Nun stehen die ausgeschnittenen Risse fast sinnbildlich für das Handgemachte in der reproduzierenden Kunst. Oder, weil „Iota.Ki“ ein Science-Fiction-Stück ist, für das Analoge in der virtuellen Realität. Was schon bei den Proben deutlich wird: Die von Hand bewegten Figuren aus Karton wirken sehr viel menschlicher als es Computeranimationen tun, die heutzutage immer mehr wie echte Bio­menschen aussehen.

Tatsächlich ist die grafische Arbeit hier weit mehr als nur ein bisschen Illustration am Bühnenrand. Die Zeichnerinnen Jennifer Daniel und Julia Zejn haben am Storyboard gearbeitet, die Hintergründe gemalt und Figuren designt, die sich tatsächlich darin bewegen und mit den Schauspieler*innen interagieren.

Die Astronomie-Studentin Anna zum Beispiel und ihre Schöpfung Iota, eine künstliche Intelligenz. Auch wenn später natürlich alles anders kommt als gedacht, ist diese KI zunächst ein Arbeitsgerät, kein zum Selbstzweck hergestelltes Wesen à la Frankensteins Monster. Iota hat den eher banalen Job, im riesigen Datenwust, den Annas Teleskope im All aufschnappen, nach Spuren außerirdischen Lebens zu wühlen.

Die Zutaten sind nicht so wahnsinnig weit von der Gegenwart entfernt, und auch sonst ist „Iota.Ki“ keine Genreklamotte. Obwohl es bald unübersichtlicher wird: Alternative Realitäten kommen vor, die ganz großen Sinnfragen und vor allem Leute, die irgendwie miteinander auskommen müssen – egal, ob es nun Menschen sind, Maschinen oder doch irgendwie beides.

Sci-Fi in Retrooptik folgt einem Trend, der auch auf der Kinoleinwand zu beobachten ist. Noch Anfang des Jahrtausends hat sich der fantastische Film pseudo-realistisch ausgetobt im Glauben, man könne nun endlich alles Vorstellbare auch optisch aus dem Computer schütteln. Dafür stehen diese sterbenslangweiligen Verfilmungen als bis dato unverfilmbar geltende Geschichten: „Der Herr der Ringe“ natürlich, die „Star Wars“ Prequels und unzählige Comics von Marvel, D. C. und selbst Indieverlagen.

Eine Weile ging das gut, bis die ersten Alters- und Ermüdungserscheinungen auftraten und sich jenseits der „Höher, schneller, weiter“-Fraktion wieder Experimentierfreude breit machte: Unter dem Motto mindestens vorgegaukelter Verknappung kamen Animationen, die nach Knete aussahen wie Häkelfiguren oder als wären sie aus Lego.
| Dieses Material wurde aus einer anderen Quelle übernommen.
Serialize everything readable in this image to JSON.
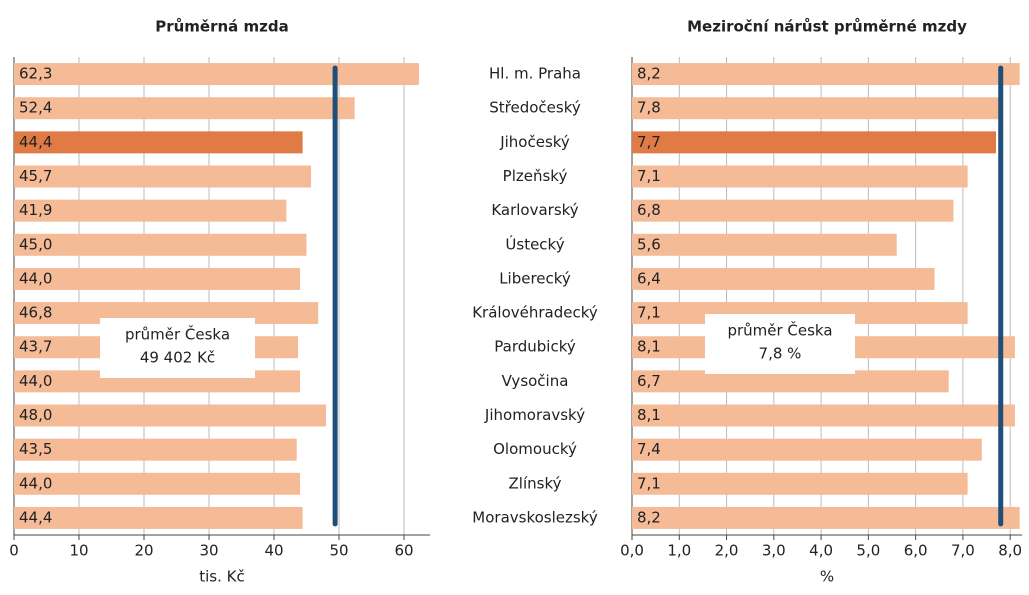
{
  "chart_data": [
    {
      "type": "bar",
      "orientation": "horizontal",
      "title": "Průměrná mzda",
      "categories": [
        "Hl. m. Praha",
        "Středočeský",
        "Jihočeský",
        "Plzeňský",
        "Karlovarský",
        "Ústecký",
        "Liberecký",
        "Královéhradecký",
        "Pardubický",
        "Vysočina",
        "Jihomoravský",
        "Olomoucký",
        "Zlínský",
        "Moravskoslezský"
      ],
      "values": [
        62.3,
        52.4,
        44.4,
        45.7,
        41.9,
        45.0,
        44.0,
        46.8,
        43.7,
        44.0,
        48.0,
        43.5,
        44.0,
        44.4
      ],
      "value_labels": [
        "62,3",
        "52,4",
        "44,4",
        "45,7",
        "41,9",
        "45,0",
        "44,0",
        "46,8",
        "43,7",
        "44,0",
        "48,0",
        "43,5",
        "44,0",
        "44,4"
      ],
      "color": "#f5bb97",
      "highlight": {
        "index": 2,
        "color": "#e07b45"
      },
      "xlabel": "tis. Kč",
      "xlim": [
        0,
        64
      ],
      "xticks": [
        0,
        10,
        20,
        30,
        40,
        50,
        60
      ],
      "grid": true,
      "reference_line": {
        "value": 49.402,
        "color": "#1f4e79"
      },
      "annotation": [
        "průměr Česka",
        "49 402 Kč"
      ]
    },
    {
      "type": "bar",
      "orientation": "horizontal",
      "title": "Meziroční nárůst průměrné mzdy",
      "values": [
        8.2,
        7.8,
        7.7,
        7.1,
        6.8,
        5.6,
        6.4,
        7.1,
        8.1,
        6.7,
        8.1,
        7.4,
        7.1,
        8.2
      ],
      "value_labels": [
        "8,2",
        "7,8",
        "7,7",
        "7,1",
        "6,8",
        "5,6",
        "6,4",
        "7,1",
        "8,1",
        "6,7",
        "8,1",
        "7,4",
        "7,1",
        "8,2"
      ],
      "color": "#f5bb97",
      "highlight": {
        "index": 2,
        "color": "#e07b45"
      },
      "xlabel": "%",
      "xlim": [
        0,
        8.25
      ],
      "xticks": [
        {
          "value": 0,
          "label": "0,0"
        },
        {
          "value": 1,
          "label": "1,0"
        },
        {
          "value": 2,
          "label": "2,0"
        },
        {
          "value": 3,
          "label": "3,0"
        },
        {
          "value": 4,
          "label": "4,0"
        },
        {
          "value": 5,
          "label": "5,0"
        },
        {
          "value": 6,
          "label": "6,0"
        },
        {
          "value": 7,
          "label": "7,0"
        },
        {
          "value": 8,
          "label": "8,0"
        }
      ],
      "grid": true,
      "reference_line": {
        "value": 7.8,
        "color": "#1f4e79"
      },
      "annotation": [
        "průměr Česka",
        "7,8 %"
      ]
    }
  ]
}
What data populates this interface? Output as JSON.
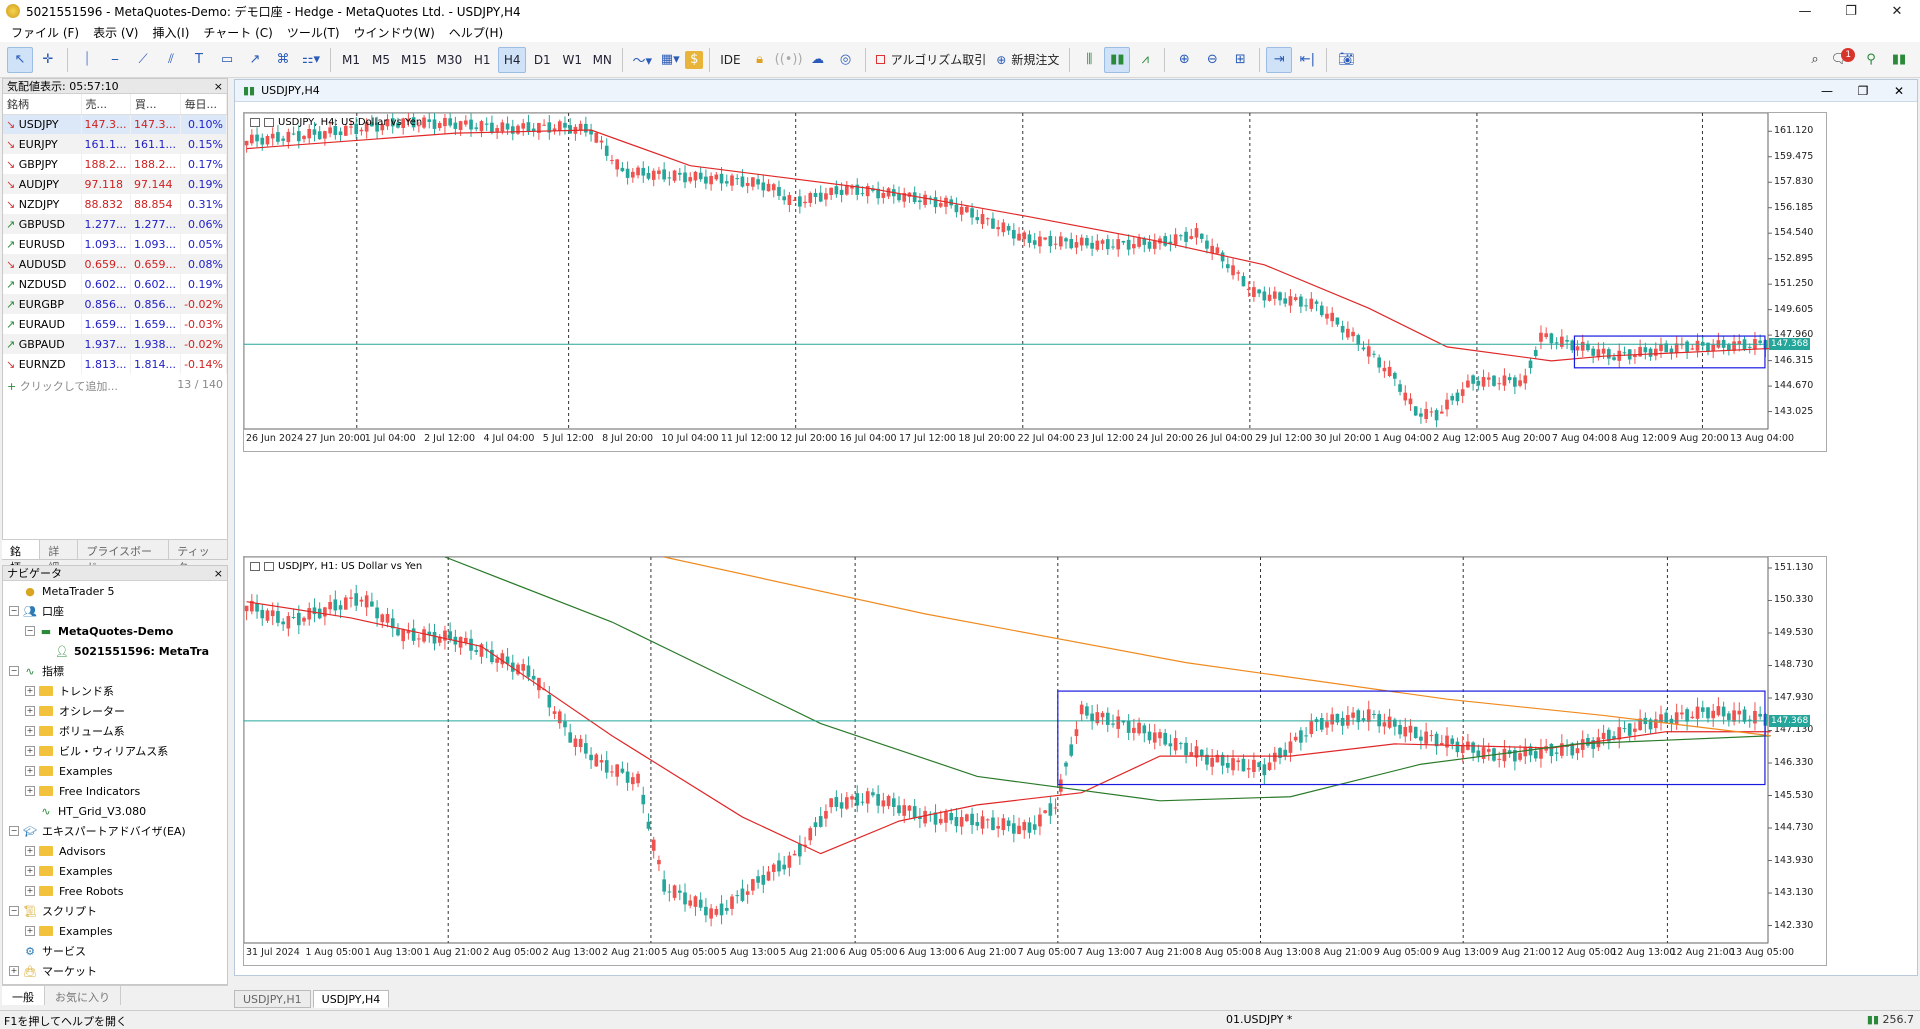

Wenn am Theater nun Scherenschnitte auf Overheadprojektoren herumgeschoben werden, ist das also doch mindestens anschlussfähig an das, was im Genre heute angesagt ist.

Science-Fiction in Retrooptik folgt einem Trend, der gerade auch im Kino um sich greift

So hat die Besetzung bei den „Iota.Ki“-Proben tatsächlich Neues zu lernen: auf diversen Overheadprojektoren schieben sie live die beweglichen Scherenschnitte herum, projizieren sie auf Leinwände, die von wieder anderen Schauspiel*innen durch den Raum getragen werden. „Live Animation Cinema“ nennt das Sputnic-Kollektiv diese einmalige Melange aus Illustration, Schauspiel, Performance und Film. In Bremen hat 2016 bereits die Produktion „Out of Control“ begeistert.

Für Jennifer Daniel und Julia Zejn ist die Arbeit mit der Premiere getan, sie haben ihre Bilder wortwörtlich ans Schauspiel übergeben. Beide arbeiten neben diesen Theaterjobs auch an Comics. Julia Zejn hat gerade ihr Debüt „Drei Wege“ im Avant-Verlag veröffentlicht. Jennifer Daniel hat unter anderem den Comic „Earth Unplugged“ im Jaja-Verlag.

Ob das Stück hält, was die Zutaten versprechen, wird sich am Samstag zeigen. Die Chancen stehen allerdings ziemlich gut.